Nestled in the heart of Bavaria, Munich is synonymous with Oktoberfest and Lederhosen. Located over 600km from the nearest beach, most residents have never even seen the sea, let alone surfed in it. Yet in the midst of the city’s English garden a group of wetsuit clad rebels defy all expectations and city swimming regulations. Kitted out with top end boards, they pose atop the crest before clambering up the banks to ride their artificial wave again and again. They do so in full view of the ‘Swimming Is Forbidden’ sign, an irony for Germany where signs are to be obeyed. This is the Eisbach wave.
This river wave has the kind of cult following that just keeps people coming back. Created by a weir as water flows under the bridge, the 1m high wall of water resembles a river rapid. The wave has attracted surfers since the early 1970s, but in 2000 several planks of wood were suspended underwater in order to make the wave more consistent. These days it is surfed day and night, giving riders ample time to perfect their tricks. Surfers as young as 13 strut their stuff, manouevering their boards back and forth across the turbulent surface and posing for the tourist paparazzi.
Wolfrick Fischer has been surfing the Munich wave since the 1970s. He started coming as a 15 year old, mentored by older surfers and now, after a long break, is back to do the same. The river is like a magnet, attracting surfers at all hours throughout the year, and he has succumbed to its pull.

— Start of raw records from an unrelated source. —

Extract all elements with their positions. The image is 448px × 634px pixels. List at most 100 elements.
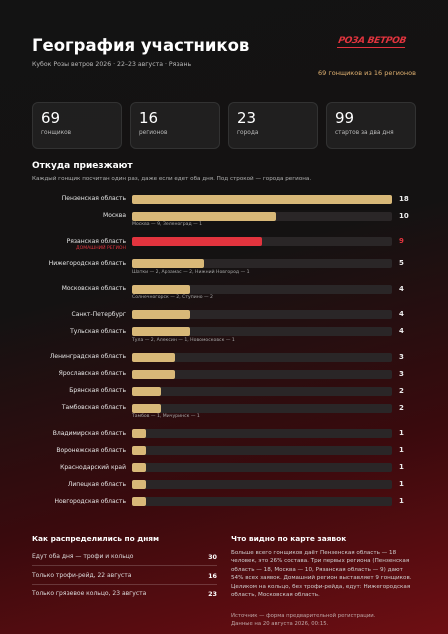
stat-label: гонщиков [41, 130, 72, 136]
bar-track [132, 327, 392, 336]
category-label: Липецкая область [67, 480, 126, 488]
category-label: Брянская область [69, 387, 126, 394]
bar [132, 194, 392, 204]
stat-card [32, 102, 122, 149]
bar [132, 352, 176, 362]
value-label: 1 [399, 480, 404, 488]
bar [132, 429, 147, 438]
category-label: Нижегородская область [48, 259, 126, 267]
value-label: 3 [399, 352, 404, 361]
category-label: Рязанская область [66, 237, 126, 245]
bar-track [132, 310, 392, 319]
day-label: Только трофи-рейд, 22 августа [32, 571, 132, 579]
section-title: Откуда приезжают [32, 161, 133, 171]
bar [132, 497, 147, 506]
value-label: 9 [399, 237, 404, 245]
cities-note: Солнечногорск — 2, Ступино — 2 [132, 295, 213, 300]
day-label: Едут оба дня — трофи и кольцо [32, 553, 134, 560]
value-label: 1 [399, 429, 404, 437]
stat-label: регионов [139, 130, 168, 136]
source: Данные на 20 августа 2026, 00:15. [231, 620, 329, 627]
category-label: Ленинградская область [49, 353, 126, 360]
value-label: 5 [399, 259, 404, 267]
category-label: Пензенская область [61, 195, 126, 202]
bar [132, 403, 161, 413]
bar [132, 284, 190, 294]
bar [132, 310, 190, 319]
value-label: 1 [399, 463, 404, 471]
category-label: Тульская область [70, 327, 126, 335]
category-label: Москва [103, 212, 126, 219]
stat-card [130, 102, 220, 149]
bar [132, 259, 205, 268]
stat-label: стартов за два дня [335, 130, 394, 136]
value-label: 10 [399, 211, 409, 220]
value-label: 1 [399, 446, 404, 454]
bar [132, 446, 147, 455]
bar-track [132, 497, 392, 506]
stat-label: города [237, 130, 259, 136]
stat-card [228, 102, 318, 149]
value-label: 4 [399, 310, 404, 318]
bar-track [132, 446, 392, 455]
cities-note: Москва — 9, Зеленоград — 1 [132, 222, 203, 227]
bar-track [132, 369, 392, 379]
divider [32, 565, 217, 566]
value-label: 3 [399, 369, 404, 378]
category-label: Краснодарский край [60, 463, 126, 471]
days-title: Как распределились по дням [32, 534, 160, 543]
stat-value: 99 [335, 109, 355, 127]
bar [132, 386, 161, 396]
stat-value: 16 [139, 109, 159, 127]
insights-text: Больше всего гонщиков даёт Пензенская об… [231, 550, 412, 599]
bar-track [132, 284, 392, 294]
bar [132, 463, 147, 472]
value-label: 18 [399, 194, 409, 203]
category-label: Владимирская область [52, 429, 126, 437]
bar-track [132, 429, 392, 438]
cities-note: Тула — 2, Алексин — 1, Новомосковск — 1 [132, 337, 235, 343]
value-label: 4 [399, 284, 404, 293]
stat-value: 69 [41, 109, 61, 127]
bar [132, 237, 262, 246]
bar [132, 327, 190, 336]
value-label: 2 [399, 386, 404, 395]
stat-card [326, 102, 416, 149]
bar-track [132, 352, 392, 362]
category-label: Воронежская область [56, 446, 126, 454]
value-label: 1 [399, 497, 404, 505]
day-value: 23 [208, 590, 217, 598]
category-label: Новгородская область [54, 497, 127, 505]
home-label: ДОМАШНИЙ РЕГИОН [76, 245, 126, 251]
bar-track [132, 259, 392, 268]
cities-note: Шатки — 2, Арзамас — 2, Нижний Новгород … [132, 269, 250, 275]
value-label: 2 [399, 403, 404, 412]
bar [132, 480, 147, 489]
bar-track [132, 403, 392, 413]
subtitle: Кубок Розы ветров 2026 · 22–23 августа ·… [32, 61, 192, 68]
bar-track [132, 463, 392, 472]
bar [132, 369, 176, 379]
title: География участников [32, 36, 250, 55]
bar-track [132, 237, 392, 246]
insights-title: Что видно по карте заявок [231, 534, 347, 543]
logo: РОЗА ВЕТРОВ [336, 36, 407, 48]
category-label: Тамбовская область [61, 404, 126, 411]
section-note: Каждый гонщик посчитан один раз, даже ес… [32, 176, 312, 182]
category-label: Санкт-Петербург [71, 310, 126, 318]
value-label: 4 [399, 327, 404, 335]
bar [132, 211, 277, 221]
day-value: 16 [208, 571, 217, 580]
bar-track [132, 386, 392, 396]
source: Источник — форма предварительной регистр… [231, 613, 376, 619]
day-value: 30 [208, 553, 217, 561]
cities-note: Тамбов — 1, Мичуринск — 1 [132, 414, 200, 419]
category-label: Ярославская область [58, 370, 126, 377]
summary: 69 гонщиков из 16 регионов [317, 69, 416, 77]
bar-track [132, 480, 392, 489]
divider [32, 583, 217, 585]
stat-value: 23 [237, 109, 257, 127]
category-label: Московская область [61, 285, 126, 292]
day-label: Только грязевое кольцо, 23 августа [32, 590, 147, 597]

Fischer sees river surfing as more closely related to skateboarding and snowboarding than its more natural partner, ocean surfing. With limited space, surfers must plan with the precision of choreographers, deciding advance what moves they will try out. Often ocean surfers are surprised by the complexity of surfing this wave, a phenomenon professional surfer Yoyo Terhorst knows all too well. A local, Terhorst always wanted to surf and as a child he saved all his pocket money to buy a board. Now, after many hours of practice on the Eisbach wave, he surfs internationally alongside such names as Paul Grey and Kelly Slater. Slater himself has visited the river surfing community and tried out the Germans’ pride and joy.
Terhorst always warns his friends that river surfing is in 3D, while ocean surfing is in 4D: Here on the Eisbach the wave stays still and you move, while in the sea you move but also have the fluid wave to contend with, adding another dimension. The hidden rocks below the surface and shallow water also add a dimension of danger to the river, one that never fails to get Terhorst’s adrenaline pumping. Although no surfers have ever died, several kneecaps and spines have succumbed to the underwater hazards.
While the Eisbach is the most famous surfing spot in the city, there are actually two other rivers in Munich where surfers congregate. The Floßlände wave is much smaller than the Eisbach specimen, making it popular with beginners, while the Wittelsbacherbrücke is only surfable after heavy rain. With over 700 people now involved in the sport in the city, it is not uncommon to see someone boarding the underground wearing a wetsuit, surfboard in tow. Chances are they are not one of the many young Brits in Munich for a stag party, but a serious sportsman off to partake in some fluid meditation. It turns out there really is more to Munich than beer and Lederhosen after all.
The Eisbach wave is near Haus der Kunst in the English Gardens. Take tram 17 to the Nationalmuseum and walk to the bridge.